For more details on each component, see the documentation in the docs directory.

Benchmarking

The storage-bench tool provides comprehensive performance testing:

go run ./cmd/storage-bench/... -type=all

See storage-bench README for detailed options.

Non-Goals

• Feature Parity with Other Engines: Not competing with RocksDB, LevelDB, etc.
• Multi-Node Distribution: Focusing on single-node operation
• Complex Query Planning: Higher-level query features are left to layers built on top

Building and Testing

# Build the project
go build ./...

# Run tests
go test ./...

# Run benchmarks
go test ./pkg/path/to/package -bench .

# Run with race detector
go test -race ./...

Project Status

This project is under active development.

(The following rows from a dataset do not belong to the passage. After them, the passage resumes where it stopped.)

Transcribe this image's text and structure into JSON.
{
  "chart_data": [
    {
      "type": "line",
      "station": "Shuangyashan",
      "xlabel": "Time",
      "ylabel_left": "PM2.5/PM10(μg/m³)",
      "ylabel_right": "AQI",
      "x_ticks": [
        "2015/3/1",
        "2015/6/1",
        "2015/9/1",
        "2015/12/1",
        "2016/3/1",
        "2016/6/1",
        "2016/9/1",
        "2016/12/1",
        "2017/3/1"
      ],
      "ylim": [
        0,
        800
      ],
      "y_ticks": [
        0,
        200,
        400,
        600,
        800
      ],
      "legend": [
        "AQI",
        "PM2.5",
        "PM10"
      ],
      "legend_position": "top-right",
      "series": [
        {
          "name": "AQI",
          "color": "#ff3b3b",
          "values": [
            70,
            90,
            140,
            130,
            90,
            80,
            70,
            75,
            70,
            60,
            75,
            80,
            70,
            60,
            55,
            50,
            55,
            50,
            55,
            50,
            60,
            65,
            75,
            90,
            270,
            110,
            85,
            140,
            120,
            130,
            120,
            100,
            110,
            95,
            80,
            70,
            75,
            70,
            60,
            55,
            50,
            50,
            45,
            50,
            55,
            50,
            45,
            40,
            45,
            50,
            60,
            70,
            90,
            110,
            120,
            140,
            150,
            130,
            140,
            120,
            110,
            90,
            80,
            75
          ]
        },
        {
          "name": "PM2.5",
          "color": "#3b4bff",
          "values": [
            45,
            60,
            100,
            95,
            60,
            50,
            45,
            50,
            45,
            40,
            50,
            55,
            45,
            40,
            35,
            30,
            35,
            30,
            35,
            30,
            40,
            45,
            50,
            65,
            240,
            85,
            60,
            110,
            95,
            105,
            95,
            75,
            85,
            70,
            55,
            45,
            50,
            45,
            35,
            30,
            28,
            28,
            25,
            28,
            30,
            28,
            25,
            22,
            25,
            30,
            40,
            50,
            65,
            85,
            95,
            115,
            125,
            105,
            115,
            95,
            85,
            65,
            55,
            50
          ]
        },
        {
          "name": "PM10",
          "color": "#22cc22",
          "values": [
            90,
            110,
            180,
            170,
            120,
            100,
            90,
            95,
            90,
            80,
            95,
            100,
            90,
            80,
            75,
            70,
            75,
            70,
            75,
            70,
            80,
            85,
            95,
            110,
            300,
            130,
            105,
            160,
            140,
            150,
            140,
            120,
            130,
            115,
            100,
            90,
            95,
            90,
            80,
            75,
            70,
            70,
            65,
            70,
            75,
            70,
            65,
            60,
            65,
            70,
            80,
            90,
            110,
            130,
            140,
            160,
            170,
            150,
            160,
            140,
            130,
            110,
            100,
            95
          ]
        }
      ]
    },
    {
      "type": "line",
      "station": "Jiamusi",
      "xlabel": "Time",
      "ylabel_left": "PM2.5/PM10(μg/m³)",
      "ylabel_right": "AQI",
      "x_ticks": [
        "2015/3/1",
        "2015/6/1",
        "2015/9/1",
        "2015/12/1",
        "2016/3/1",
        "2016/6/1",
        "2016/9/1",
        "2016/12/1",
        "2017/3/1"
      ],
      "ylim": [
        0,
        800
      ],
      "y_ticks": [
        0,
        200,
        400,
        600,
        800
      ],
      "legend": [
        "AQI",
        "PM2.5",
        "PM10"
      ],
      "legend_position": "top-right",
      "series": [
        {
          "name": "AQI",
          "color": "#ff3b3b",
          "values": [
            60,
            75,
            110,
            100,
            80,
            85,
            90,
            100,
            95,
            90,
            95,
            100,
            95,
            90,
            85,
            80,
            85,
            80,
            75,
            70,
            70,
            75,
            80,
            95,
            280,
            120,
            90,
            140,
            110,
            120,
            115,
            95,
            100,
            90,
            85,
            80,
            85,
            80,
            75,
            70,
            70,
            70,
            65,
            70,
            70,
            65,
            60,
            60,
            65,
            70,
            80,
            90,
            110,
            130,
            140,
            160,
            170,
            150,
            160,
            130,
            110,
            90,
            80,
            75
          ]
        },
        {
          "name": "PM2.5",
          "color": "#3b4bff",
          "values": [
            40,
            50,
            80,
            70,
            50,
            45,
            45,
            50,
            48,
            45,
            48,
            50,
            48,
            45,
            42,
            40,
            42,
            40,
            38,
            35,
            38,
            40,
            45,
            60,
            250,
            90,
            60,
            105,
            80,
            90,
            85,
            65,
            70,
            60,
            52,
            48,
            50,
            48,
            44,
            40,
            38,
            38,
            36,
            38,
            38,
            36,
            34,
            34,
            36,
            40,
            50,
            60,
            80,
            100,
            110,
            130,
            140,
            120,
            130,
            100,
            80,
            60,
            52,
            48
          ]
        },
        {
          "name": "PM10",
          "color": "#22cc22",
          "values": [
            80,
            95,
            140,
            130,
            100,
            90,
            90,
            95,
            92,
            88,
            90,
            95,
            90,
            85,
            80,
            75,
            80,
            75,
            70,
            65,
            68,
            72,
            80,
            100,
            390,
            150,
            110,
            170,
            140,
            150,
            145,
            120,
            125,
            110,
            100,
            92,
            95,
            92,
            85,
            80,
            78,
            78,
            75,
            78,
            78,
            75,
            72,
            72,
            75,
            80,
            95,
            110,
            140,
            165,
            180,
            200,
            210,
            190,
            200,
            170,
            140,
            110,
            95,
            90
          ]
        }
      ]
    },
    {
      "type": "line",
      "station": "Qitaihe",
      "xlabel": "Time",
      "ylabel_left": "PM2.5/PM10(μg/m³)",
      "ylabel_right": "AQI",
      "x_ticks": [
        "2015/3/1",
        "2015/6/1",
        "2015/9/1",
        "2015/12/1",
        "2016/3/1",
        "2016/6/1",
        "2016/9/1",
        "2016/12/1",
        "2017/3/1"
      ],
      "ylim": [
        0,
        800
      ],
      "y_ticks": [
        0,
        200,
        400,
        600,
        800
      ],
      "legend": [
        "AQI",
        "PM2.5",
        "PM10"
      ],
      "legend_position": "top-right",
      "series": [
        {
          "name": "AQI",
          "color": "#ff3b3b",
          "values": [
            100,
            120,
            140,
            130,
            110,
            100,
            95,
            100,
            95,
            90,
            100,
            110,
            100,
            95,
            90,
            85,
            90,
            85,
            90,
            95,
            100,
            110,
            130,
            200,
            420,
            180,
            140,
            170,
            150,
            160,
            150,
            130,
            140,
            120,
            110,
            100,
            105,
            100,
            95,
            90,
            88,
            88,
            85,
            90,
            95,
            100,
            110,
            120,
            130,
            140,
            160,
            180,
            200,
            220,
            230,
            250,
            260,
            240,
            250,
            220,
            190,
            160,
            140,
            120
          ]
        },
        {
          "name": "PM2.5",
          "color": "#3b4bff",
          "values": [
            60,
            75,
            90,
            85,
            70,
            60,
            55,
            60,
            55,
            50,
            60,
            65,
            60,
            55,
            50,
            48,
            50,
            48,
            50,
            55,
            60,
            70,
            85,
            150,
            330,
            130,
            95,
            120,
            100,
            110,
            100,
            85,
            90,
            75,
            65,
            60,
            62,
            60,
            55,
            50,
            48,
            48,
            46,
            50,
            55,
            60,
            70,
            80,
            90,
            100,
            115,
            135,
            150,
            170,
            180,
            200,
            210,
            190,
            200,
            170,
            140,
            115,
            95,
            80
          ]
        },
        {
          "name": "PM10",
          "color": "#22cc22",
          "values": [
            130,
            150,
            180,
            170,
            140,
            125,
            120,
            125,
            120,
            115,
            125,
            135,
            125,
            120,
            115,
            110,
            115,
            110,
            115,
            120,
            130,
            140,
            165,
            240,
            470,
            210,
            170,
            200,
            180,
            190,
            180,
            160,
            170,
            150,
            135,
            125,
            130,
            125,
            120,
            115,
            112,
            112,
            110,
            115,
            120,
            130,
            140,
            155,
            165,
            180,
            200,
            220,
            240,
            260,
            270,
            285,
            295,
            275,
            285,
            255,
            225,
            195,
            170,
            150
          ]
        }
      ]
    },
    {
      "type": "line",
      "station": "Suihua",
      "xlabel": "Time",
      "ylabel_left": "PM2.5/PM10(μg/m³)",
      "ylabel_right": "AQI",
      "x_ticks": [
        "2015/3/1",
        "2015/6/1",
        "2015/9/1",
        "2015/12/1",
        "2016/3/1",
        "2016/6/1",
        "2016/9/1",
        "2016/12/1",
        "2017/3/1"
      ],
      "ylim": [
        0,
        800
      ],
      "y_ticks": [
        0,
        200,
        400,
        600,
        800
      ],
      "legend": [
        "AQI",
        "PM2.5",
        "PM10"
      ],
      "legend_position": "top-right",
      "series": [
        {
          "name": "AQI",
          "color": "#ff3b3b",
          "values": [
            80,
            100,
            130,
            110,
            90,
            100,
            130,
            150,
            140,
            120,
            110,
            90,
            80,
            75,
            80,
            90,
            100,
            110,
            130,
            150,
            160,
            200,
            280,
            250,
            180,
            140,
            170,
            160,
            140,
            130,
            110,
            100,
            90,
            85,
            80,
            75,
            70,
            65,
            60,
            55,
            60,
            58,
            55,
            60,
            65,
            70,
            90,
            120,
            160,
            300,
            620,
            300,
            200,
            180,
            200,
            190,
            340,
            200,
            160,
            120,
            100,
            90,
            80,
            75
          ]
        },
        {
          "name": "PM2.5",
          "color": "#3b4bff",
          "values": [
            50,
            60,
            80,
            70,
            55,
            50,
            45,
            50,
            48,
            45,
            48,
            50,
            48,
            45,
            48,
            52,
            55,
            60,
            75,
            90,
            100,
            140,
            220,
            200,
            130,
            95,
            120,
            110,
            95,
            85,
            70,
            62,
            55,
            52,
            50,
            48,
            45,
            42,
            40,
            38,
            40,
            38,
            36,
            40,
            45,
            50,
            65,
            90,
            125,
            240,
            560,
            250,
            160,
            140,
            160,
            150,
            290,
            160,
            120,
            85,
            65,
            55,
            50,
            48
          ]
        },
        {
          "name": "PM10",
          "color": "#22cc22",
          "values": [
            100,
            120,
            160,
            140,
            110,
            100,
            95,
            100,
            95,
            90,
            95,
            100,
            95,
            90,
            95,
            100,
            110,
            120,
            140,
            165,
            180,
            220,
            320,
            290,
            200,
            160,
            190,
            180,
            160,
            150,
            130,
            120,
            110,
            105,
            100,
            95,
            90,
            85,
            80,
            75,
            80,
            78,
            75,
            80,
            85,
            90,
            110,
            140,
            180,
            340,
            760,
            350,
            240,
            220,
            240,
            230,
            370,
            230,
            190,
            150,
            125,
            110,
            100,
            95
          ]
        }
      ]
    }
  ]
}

While the core functionality is stable, the API may change as we continue to improve the engine.

Contributing

Contributions are welcome! Please feel free to submit a Pull Request.

1. Fork the repository
2. Create your feature branch (git checkout -b feature/amazing-feature)
3. Commit your changes (git commit -m 'Add some amazing feature')
4. Push to the branch (git push origin feature/amazing-feature)
5. Open a Pull Request

See our contribution guidelines for more information.

License

Copyright 2025 Jeremy Tregunna

Licensed under the Apache License, Version 2.0 (the "License"); you may not use this file except in compliance with the License. You may obtain a copy of the License at

https://www.apache.org/licenses/LICENSE-2.0

Unless required by applicable law or agreed to in writing, software distributed under the License is distributed on an "AS IS" BASIS, WITHOUT WARRANTIES OR CONDITIONS OF ANY KIND, either express or implied. See the License for the specific language governing permissions and limitations under the License.